The invention stirred dreams of a more perfect world, expressed in language that won’t sound unfamiliar to today’s readers:
Popular Science Monthly observed: “The nerves of the whole world are, so to speak, being bound together, so that a touch in one country is transmitted instantly to a far-distant one.” Implicit in this organic metaphor was the belief that a world so physically connected would become a spiritual whole with common interests and goals. The New York Times added: “Nothing so fosters and promotes a mutual understanding and a community of sentiment and interests as cheap, speedy and convenient communication.” Articles suggested that this technology could make men more rational; with better communications available, misunderstandings could be avoided. These visions suggested that machines, by themselves, could change history; the right invention could help people overcome human foibles and weaknesses.

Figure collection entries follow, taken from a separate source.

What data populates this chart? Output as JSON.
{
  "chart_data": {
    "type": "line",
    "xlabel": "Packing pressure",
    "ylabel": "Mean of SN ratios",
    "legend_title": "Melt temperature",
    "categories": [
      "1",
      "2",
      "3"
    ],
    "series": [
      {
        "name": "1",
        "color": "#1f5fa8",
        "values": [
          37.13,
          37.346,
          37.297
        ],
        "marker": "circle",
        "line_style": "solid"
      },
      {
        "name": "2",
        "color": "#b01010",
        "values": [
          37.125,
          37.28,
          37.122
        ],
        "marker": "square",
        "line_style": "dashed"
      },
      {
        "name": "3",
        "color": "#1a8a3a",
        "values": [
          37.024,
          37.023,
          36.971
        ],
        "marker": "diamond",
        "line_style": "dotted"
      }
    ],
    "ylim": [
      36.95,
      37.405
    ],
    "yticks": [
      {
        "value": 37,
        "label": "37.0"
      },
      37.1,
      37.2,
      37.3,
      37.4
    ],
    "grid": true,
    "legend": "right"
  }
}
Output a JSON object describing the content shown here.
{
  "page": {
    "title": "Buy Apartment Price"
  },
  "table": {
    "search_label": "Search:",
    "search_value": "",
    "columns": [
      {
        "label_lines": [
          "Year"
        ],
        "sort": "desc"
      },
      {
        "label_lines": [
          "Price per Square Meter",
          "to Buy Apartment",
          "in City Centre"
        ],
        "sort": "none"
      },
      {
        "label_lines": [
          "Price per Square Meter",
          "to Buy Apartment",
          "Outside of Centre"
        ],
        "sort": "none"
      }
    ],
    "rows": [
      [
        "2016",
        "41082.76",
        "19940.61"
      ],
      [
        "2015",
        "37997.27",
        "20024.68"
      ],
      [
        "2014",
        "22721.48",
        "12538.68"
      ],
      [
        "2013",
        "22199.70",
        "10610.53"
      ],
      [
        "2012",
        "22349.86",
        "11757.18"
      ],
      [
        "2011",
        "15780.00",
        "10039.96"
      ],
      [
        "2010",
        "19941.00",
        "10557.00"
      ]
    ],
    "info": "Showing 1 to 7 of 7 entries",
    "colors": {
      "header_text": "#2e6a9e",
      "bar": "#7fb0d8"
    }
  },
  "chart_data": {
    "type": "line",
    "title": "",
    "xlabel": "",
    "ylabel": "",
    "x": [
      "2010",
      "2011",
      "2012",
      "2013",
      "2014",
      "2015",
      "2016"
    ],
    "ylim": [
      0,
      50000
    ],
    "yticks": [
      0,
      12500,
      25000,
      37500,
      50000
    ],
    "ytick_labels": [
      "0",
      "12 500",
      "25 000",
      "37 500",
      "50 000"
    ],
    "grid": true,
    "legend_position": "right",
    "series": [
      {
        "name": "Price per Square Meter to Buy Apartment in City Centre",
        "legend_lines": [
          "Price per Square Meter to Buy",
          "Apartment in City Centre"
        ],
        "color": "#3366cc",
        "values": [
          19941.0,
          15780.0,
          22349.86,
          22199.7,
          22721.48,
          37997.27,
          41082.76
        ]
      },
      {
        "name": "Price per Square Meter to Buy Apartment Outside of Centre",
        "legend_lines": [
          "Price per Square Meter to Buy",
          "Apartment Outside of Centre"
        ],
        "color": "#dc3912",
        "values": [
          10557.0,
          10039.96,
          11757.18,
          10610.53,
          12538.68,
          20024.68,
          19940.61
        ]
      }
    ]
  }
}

The Atlantic Monthly even published a sonnet titled “Wireless Telegraphy” that ended with these lines:
Somewhere beyond the league-long silences,
Somewhere across the spaces of the years,
A heart will thrill to thee, a voice will bless,
Love will awake and life be perfected!
The rise of wireless also set off a popular movement to democratize media, as hundreds of thousands of “amateur operators” took to the airwaves. It was the original blogosphere. “On every night after dinner,” wrote Francis Collins in the 1912 book Wireless Man, “the entire country becomes a vast whispering gallery.” The amateurs, Douglas reports, “claimed to be surrogates for ‘the people.'”
But it didn’t last. By the 1920s, radio had become “firmly embedded in a corporate grid.” People happily went back to being passive consumers: “In the 1920s there was little mention of world peace or of anyone’s ability to track down a long-lost friend or relative halfway around the world. In fact, there were not many thousands of message senders, only a few … Thus, through radio, Americans would not transcend the present or circumvent corporate networks. In fact they would be more closely tied to both.”